I booked a telephone consultation with my doc over the Internet. I didn't hear from them, so I don't know if there was a computer failure, they're sure they don't want to consider opiates/opioids for RLS treatment (yet, in my case) or they are still thinking about it. My repeat request for ropinirole has been accepted.
So, is there a way back from opiates to dopamine agonist? Would it involve taking l-dopa for a while? Is RLS always found in opiate/opioid withdrawal?
Madlegs, gabapentin has far less side effects than any other med .its also the first choice when first diagnosed. Trials also show its extremely favorable.i treat at the Stanford sleep center,specialists in RLS. Hope ''tis educates you. Thanks
Bossy- you are right. Gaba definitely has a role to play in opiate withdrawal.
It both potentiates and inhibits opiates - depending on the timing. If it's taken before opiate it gets potentiated by up to 40%. If taken 2 hrs after it helps potentiate the opiate.
I'm unable to refind the reference where I first got it but it has been confirmed in various fora.
Hope that helps.
There seems to be a lot of different expereriences concerning Gabapentin. But then different people have different metabolisms.
I did ... for months. Had me walk into a door jamb, miss my coffee mug with boiling water, fall asleep standing up ... . Waste of NHS money as far as my RLS was concerned. I think it's thought more useful when there's nerve pain with your RLS.
I take Tramadol, a light opiate, for the past seven years and hardly feel addicted, all with my doctors medical approval. I take such a small dose and only increased it once about 3/4 years ago. Have you tried Trama? It's the least to cause augmentation, and for me, feel like any other normal person walking around. Some people complain out sleeplessness, it does happen, but for me it's a small price for not having RLS. Eventually your body adjusts and can give you at least 4 hrs of solid sleep, it did for me but everyone is different. I take short naps if I need to during the day, my worst time is around 3-5 pm. I take one 50 mg pill at 5:30, another at 11:30 before bed. Truck is to NOT let the RLS start, then it takes long time to feel the effects of the medication. Good luck.

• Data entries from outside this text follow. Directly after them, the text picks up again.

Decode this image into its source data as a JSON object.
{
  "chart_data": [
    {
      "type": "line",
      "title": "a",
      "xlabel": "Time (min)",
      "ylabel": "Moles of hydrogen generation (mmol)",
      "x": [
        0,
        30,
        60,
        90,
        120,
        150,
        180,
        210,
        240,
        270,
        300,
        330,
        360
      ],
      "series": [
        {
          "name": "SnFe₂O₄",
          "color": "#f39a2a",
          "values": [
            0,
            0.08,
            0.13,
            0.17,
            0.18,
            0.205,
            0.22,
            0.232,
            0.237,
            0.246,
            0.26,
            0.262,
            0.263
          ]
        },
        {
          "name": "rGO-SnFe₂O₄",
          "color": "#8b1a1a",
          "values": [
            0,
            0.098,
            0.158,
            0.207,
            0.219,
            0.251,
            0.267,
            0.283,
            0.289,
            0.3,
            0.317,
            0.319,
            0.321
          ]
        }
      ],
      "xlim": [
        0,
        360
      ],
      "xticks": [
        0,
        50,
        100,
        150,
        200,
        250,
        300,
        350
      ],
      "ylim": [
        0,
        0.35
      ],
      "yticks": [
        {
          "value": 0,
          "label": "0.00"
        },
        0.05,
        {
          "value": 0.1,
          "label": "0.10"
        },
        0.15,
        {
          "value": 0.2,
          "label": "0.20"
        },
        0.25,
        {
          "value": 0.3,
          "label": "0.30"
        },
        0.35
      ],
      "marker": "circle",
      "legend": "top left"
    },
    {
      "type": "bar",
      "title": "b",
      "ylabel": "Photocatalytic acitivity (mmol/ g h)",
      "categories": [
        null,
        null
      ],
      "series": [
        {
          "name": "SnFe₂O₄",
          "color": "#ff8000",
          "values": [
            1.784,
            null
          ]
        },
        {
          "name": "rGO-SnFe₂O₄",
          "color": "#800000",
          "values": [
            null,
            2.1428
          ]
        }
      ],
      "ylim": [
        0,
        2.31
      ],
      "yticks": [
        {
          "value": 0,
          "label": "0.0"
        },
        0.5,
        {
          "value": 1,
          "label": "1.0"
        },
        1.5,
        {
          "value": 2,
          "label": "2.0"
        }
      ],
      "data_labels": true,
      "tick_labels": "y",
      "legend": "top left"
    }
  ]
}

Well, either the admin staff thought my request for an appointment – my reason given as "RLS, ropinirole >4mg, opiates?" to fit within the 32 character limit – was spam or there was a computer error, or my docs don't want to discuss opiates with me.
In the UK, the lighter opiates are not licensed for RLS, and I'd worry about bowel problems with them and any other opiates. These opiates are licensed for pain, of course, so if there is pain with your RLS, one might possibly be prescribed then that way, or, I guess, completely off-licence.
Targinact is licensed "as a 2nd line treatment for the symptomatic treatment of patients with severe to very severe idiopathic RLS after failure of dopamine agonists". See for example:
I can't find anything for Salford/Manchester (where I live), but if you go to the East Lancashire Medicines Board (just north of where I live) you find, however:
4.5.3. Use of weak opioids is NOT recommended
Although weak opioids such as tramadol and codeine are recommended as a second-line treatment option by the EURLSSG taskforce (consensus opinion group), evidence-based European guidelines from 2012 state there is insufficient evidence to make a recommendation regarding these medicines. For this reason and in view of the potential risks of tolerance and abuse associated with opioids, they are not recommended for use in the treatment of restless legs syndrome within the Lancashire health economy.
4.5.4 Targinact (Oxycodone hydrochloride/naloxone hydrochloride) is not recommended for treatment of restless legs syndrome.
Please see LMMG new medicines review for more details. Efficacy and safety data in support of Targinact® was not sufficient to allay concerns regarding:
– Safety issues and side effects associated with long term use of opioids
– The controlled drug status and potential for opioid abuse
– A lack of evidence for use beyond 1 year and uncertainty around the mechanism of action and potential for tolerance to develop when used to treat restless legs syndrome.